Making Sense of Chaos: Why Complexity Economics Illuminates Today’s AI Investing
A guest post by Dr. Cecilia Dones
You can follow Dr. Cecilia Dones on her substack here. Or connect with her on LinkedIn.
As AI steadily moves from promise to pervasive reality, its impact on the economy and the way investors understand risk grows more intricate. While I am not an investor myself, I am immersed in the AI space, driven by a deep curiosity about how its maturation reshapes the ways people perceive, interact, and make decisions in society. I offer this perspective not to forecast markets, but to highlight how complexity economics can help us notice and wrestle with the subtler dynamics at work. This is especially important as artificial intelligence rewires our assumptions.
Context and History: Complexity Economics Comes of Age
Traditional economics often focuses on representative agents and equilibrium. But over the past several decades, a community of researchers who sought to build on insights from computation, physics, and behavioral sciences has foregrounded the study of complexity.
Thought leaders like J. Doyne Farmer, whose new book Making Sense of Chaos: A Better Economics for a Better World synthesizes years of research, argues convincingly that the economy is less a machine and more a living system, full of diverse actors, network effects, and unpredictable feedback loops.
One crucial insight from complexity economics is the outsized impact of initial conditions. In complex systems, small differences at the start—such as who gains early access to a technology, or how data sets are formed—can snowball into significant and sometimes irreversible consequences. As AI platforms mature and penetrate different sectors, these early choices and distributions matter enormously, often shaping competitive landscapes, regulatory responses, and patterns of social adoption for years to come.
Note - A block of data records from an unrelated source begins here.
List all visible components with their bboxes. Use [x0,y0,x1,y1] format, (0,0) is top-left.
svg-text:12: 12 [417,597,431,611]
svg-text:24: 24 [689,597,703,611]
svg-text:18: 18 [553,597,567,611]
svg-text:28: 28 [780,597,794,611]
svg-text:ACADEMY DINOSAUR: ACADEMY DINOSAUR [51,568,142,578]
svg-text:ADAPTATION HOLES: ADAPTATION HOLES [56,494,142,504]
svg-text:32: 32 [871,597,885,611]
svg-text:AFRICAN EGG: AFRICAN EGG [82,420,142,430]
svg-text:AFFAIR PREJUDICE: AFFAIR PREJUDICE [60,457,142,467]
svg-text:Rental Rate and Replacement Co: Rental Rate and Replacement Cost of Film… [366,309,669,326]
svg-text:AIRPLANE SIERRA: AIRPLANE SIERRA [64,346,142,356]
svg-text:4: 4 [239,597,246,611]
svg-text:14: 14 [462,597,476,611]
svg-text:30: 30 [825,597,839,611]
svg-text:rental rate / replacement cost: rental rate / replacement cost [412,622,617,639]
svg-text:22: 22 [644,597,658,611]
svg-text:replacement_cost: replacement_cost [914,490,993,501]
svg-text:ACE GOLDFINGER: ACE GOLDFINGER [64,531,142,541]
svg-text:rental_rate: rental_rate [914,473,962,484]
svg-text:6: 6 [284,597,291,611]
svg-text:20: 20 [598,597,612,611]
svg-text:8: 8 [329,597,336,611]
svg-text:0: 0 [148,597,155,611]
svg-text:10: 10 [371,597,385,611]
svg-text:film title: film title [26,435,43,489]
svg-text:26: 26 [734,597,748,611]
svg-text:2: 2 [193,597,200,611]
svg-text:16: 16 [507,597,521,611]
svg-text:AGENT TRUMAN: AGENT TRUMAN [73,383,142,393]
Why Now? The Maturing of AI and Shifting Risk
AI's increasing maturity is becoming a fundamental part of how decisions at all levels get made. This transformation raises new questions for investors. The challenge is not the mere presence of risk—which investors are always attuned to—but the difficulty of tracking how risks move, interact, and sometimes amplify through densely connected systems.
Widespread dependence on shared AI infrastructure, a handful of dominant platforms, and the possibility for rapid feedback and propagation mean that minor shocks can cascade across portfolios and sectors. These features reflect the complex, nonlinear behaviors that complexity economics seeks to understand and that matter acutely to anyone assessing systemic risk.
Broader Societal Implications
As AI matures, it's not just financial systems that are affected. The ways people perceive information, interact with platforms, and even relate to one another are shifting. Transparency, accountability, and bias in AI-driven models all carry consequences in multiple dimensions: economic, social, and ethical. The ripple effects reach far beyond investor returns, influencing trust in institutions and shaping power relations.
Reflective Questions for Navigating Complexity
To make systemic interdependencies and ethical dimensions more visible, I suggest a few questions adapted from complexity economics and ongoing conversations among AI researchers and policy thinkers:
Systemic Interdependencies
How do minor early choices in technology deployment shape long-term patterns of adoption and competition?
Where are the hidden points of overlap or reliance between shared platforms, data sources, or supply chains across investments?
Can small shocks propagate in unpredictable ways, amplifying risks through networks rather than remaining isolated incidents?
Ethical and Societal Considerations
Is there transparency and accountability in how AI systems are developed and used?
Who benefits most and least from AI adoption in my areas of interest?
Are mechanisms in place to address and learn from unintended biases, errors, or social harms?
Resilience and Flexibility
How often do I revisit assumptions about technologies or markets in light of new data and evolving trends?
Is there a system for ongoing learning, adaptation, and ethical review in the investments or platforms I support?
An Invitation to Deeper Inquiry
As complexity economics shows—and as Farmer's work in Making Sense of Chaos illustrates—the patterns shaping the economy and our society are dynamic, contingent, and routinely surprising. Initial conditions matter. Systemic connections matter. And as artificial intelligence matures, so do the questions we must ask about risk, value, and impact.
My hope is that, whether you are an investor or simply a participant in the AI-driven world, this lens provokes a deeper inquiry into not just what is likely to happen, but why. The choices we make today about technologies have an influence on our future possibilities.


Many thanks for the opportunity to stretch beyond my own domain expertise in an attempt to better understand the investment space.
My personal takeaway from this exercise is that 'Initial conditions matter.'
I believe this idea has several applications in other domains as well as in our everyday lived experience.